Segundo dia do Lollapalooza Brasil 2026 reuniu fãs de todo o país no Autódromo de Interlagos, com shows de pop, rock, eletrônico, hip hop e k-pop que reforçaram a diversidade do line-up.
Público nacional e internacional
52% da plateia veio de fora de São Paulo. Fãs cruzaram o país e fronteiras para ver o line-up diverso. Assim, o evento consolidou sua força como vitrine global de tendências.
Chappell Roan estreou no Brasil com cenário grandioso. A headliner comandou 85 mil pessoas no Palco Budweiser. Hits como “Pink Pony Club” e “HOT TO GO!” animaram o público.

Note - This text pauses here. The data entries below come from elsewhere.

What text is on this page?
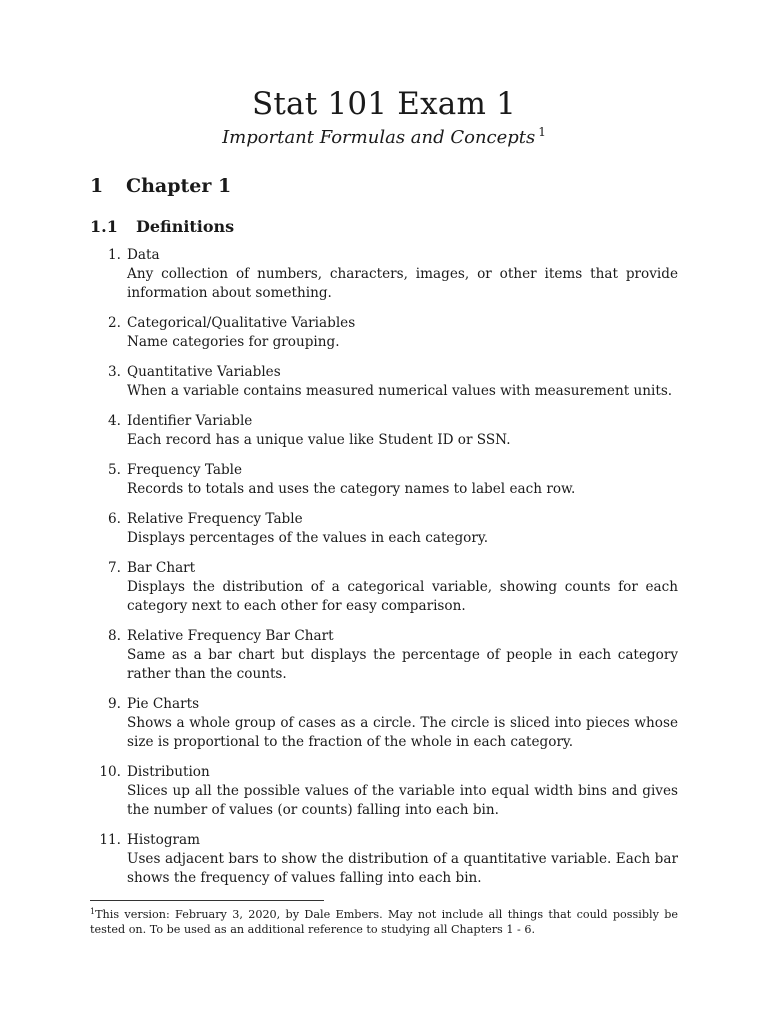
Stat 101 Exam 1
Important Formulas and Concepts $^1$
1 Chapter 1
1.1 Definitions
1. Data
Any collection of numbers, characters, images, or other items that provide information about something.
2. Categorical/Qualitative Variables
Name categories for grouping.
3. Quantitative Variables
When a variable contains measured numerical values with measurement units.
4. Identifier Variable
Each record has a unique value like Student ID or SSN.
5. Frequency Table
Records to totals and uses the category names to label each row.
6. Relative Frequency Table
Displays percentages of the values in each category.
7. Bar Chart
Displays the distribution of a categorical variable, showing counts for each category next to each other for easy comparison.
8. Relative Frequency Bar Chart
Same as a bar chart but displays the percentage of people in each category rather than the counts.
9. Pie Charts
Shows a whole group of cases as a circle. The circle is sliced into pieces whose size is proportional to the fraction of the whole in each category.
10. Distribution
Slices up all the possible values of the variable into equal width bins and gives the number of values (or counts) falling into each bin.
11. Histogram
Uses adjacent bars to show the distribution of a quantitative variable. Each bar shows the frequency of values falling into each bin.
$^1$This version: February 3, 2020, by Dale Embers. May not include all things that could possibly be tested on. To be used as an additional reference to studying all Chapters 1 - 6.
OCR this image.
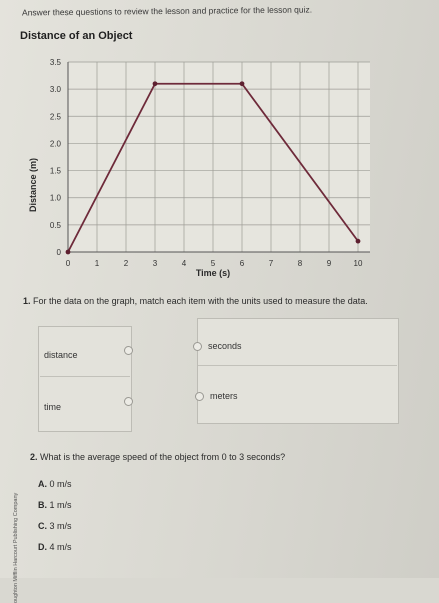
Answer these questions to review the lesson and practice for the lesson quiz.
Distance of an Object
0	1	2	3	4	5	6	7	8	9	10
0
0.5
1.0
1.5
2.0
2.5
3.0
3.5
Time (s)
Distance (m)
1. For the data on the graph, match each item with the units used to measure the data.
distance
time
seconds
meters
2. What is the average speed of the object from 0 to 3 seconds?
A. 0 m/s
B. 1 m/s
C. 3 m/s
D. 4 m/s
oughton Mifflin Harcourt Publishing Company
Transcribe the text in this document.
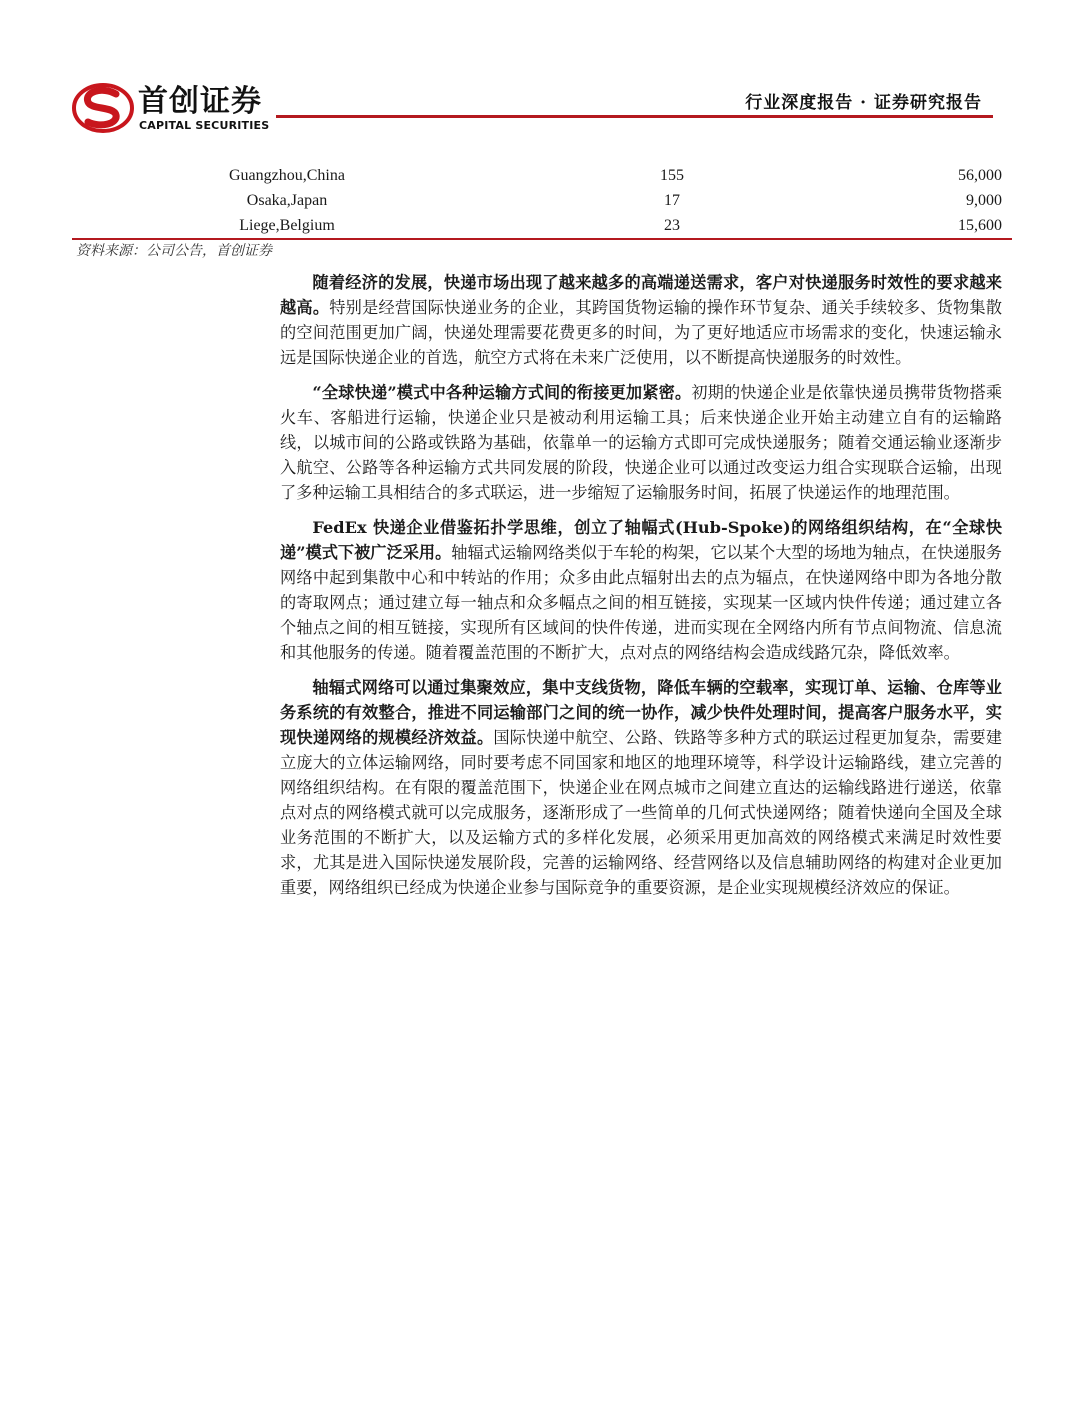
首创证券
CAPITAL SECURITIES
行业深度报告 · 证券研究报告
Guangzhou,China	155	56,000
Osaka,Japan	17	9,000
Liege,Belgium	23	15,600
资料来源：公司公告，首创证券

随着经济的发展，快递市场出现了越来越多的高端递送需求，客户对快递服务时效性的要求越来越高。特别是经营国际快递业务的企业，其跨国货物运输的操作环节复杂、通关手续较多、货物集散的空间范围更加广阔，快递处理需要花费更多的时间，为了更好地适应市场需求的变化，快速运输永远是国际快递企业的首选，航空方式将在未来广泛使用，以不断提高快递服务的时效性。

“全球快递”模式中各种运输方式间的衔接更加紧密。初期的快递企业是依靠快递员携带货物搭乘火车、客船进行运输，快递企业只是被动利用运输工具；后来快递企业开始主动建立自有的运输路线，以城市间的公路或铁路为基础，依靠单一的运输方式即可完成快递服务；随着交通运输业逐渐步入航空、公路等各种运输方式共同发展的阶段，快递企业可以通过改变运力组合实现联合运输，出现了多种运输工具相结合的多式联运，进一步缩短了运输服务时间，拓展了快递运作的地理范围。

FedEx 快递企业借鉴拓扑学思维，创立了轴幅式(Hub-Spoke)的网络组织结构，在“全球快递”模式下被广泛采用。轴辐式运输网络类似于车轮的构架，它以某个大型的场地为轴点，在快递服务网络中起到集散中心和中转站的作用；众多由此点辐射出去的点为辐点，在快递网络中即为各地分散的寄取网点；通过建立每一轴点和众多幅点之间的相互链接，实现某一区域内快件传递；通过建立各个轴点之间的相互链接，实现所有区域间的快件传递，进而实现在全网络内所有节点间物流、信息流和其他服务的传递。随着覆盖范围的不断扩大，点对点的网络结构会造成线路冗杂，降低效率。

轴辐式网络可以通过集聚效应，集中支线货物，降低车辆的空载率，实现订单、运输、仓库等业务系统的有效整合，推进不同运输部门之间的统一协作，减少快件处理时间，提高客户服务水平，实现快递网络的规模经济效益。国际快递中航空、公路、铁路等多种方式的联运过程更加复杂，需要建立庞大的立体运输网络，同时要考虑不同国家和地区的地理环境等，科学设计运输路线，建立完善的网络组织结构。在有限的覆盖范围下，快递企业在网点城市之间建立直达的运输线路进行递送，依靠点对点的网络模式就可以完成服务，逐渐形成了一些简单的几何式快递网络；随着快递向全国及全球业务范围的不断扩大，以及运输方式的多样化发展，必须采用更加高效的网络模式来满足时效性要求，尤其是进入国际快递发展阶段，完善的运输网络、经营网络以及信息辅助网络的构建对企业更加重要，网络组织已经成为快递企业参与国际竞争的重要资源，是企业实现规模经济效应的保证。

Fãs como Danielle Silva Pereira e Ana Carolina Souza chegaram cedo. Elas se inspiraram na música para os looks. Além disso, o rosa e chapéus cowboy marcaram o sábado.
Destaques nos palcos principais
Jadsa abriu o Palco Budweiser com show premiado pela APCA. Ela misturou rock e MPB. Em seguida, Agnes Nunes emocionou com participações de Tiago Iorc e Sandra de Sá.
Marina priorizou o novo álbum em estética teatral. Casal de Belém viajou três mil quilômetros para vê-la. Por outro lado, Lewis Capaldi reuniu fãs com sucessos como “Someone You Loved”.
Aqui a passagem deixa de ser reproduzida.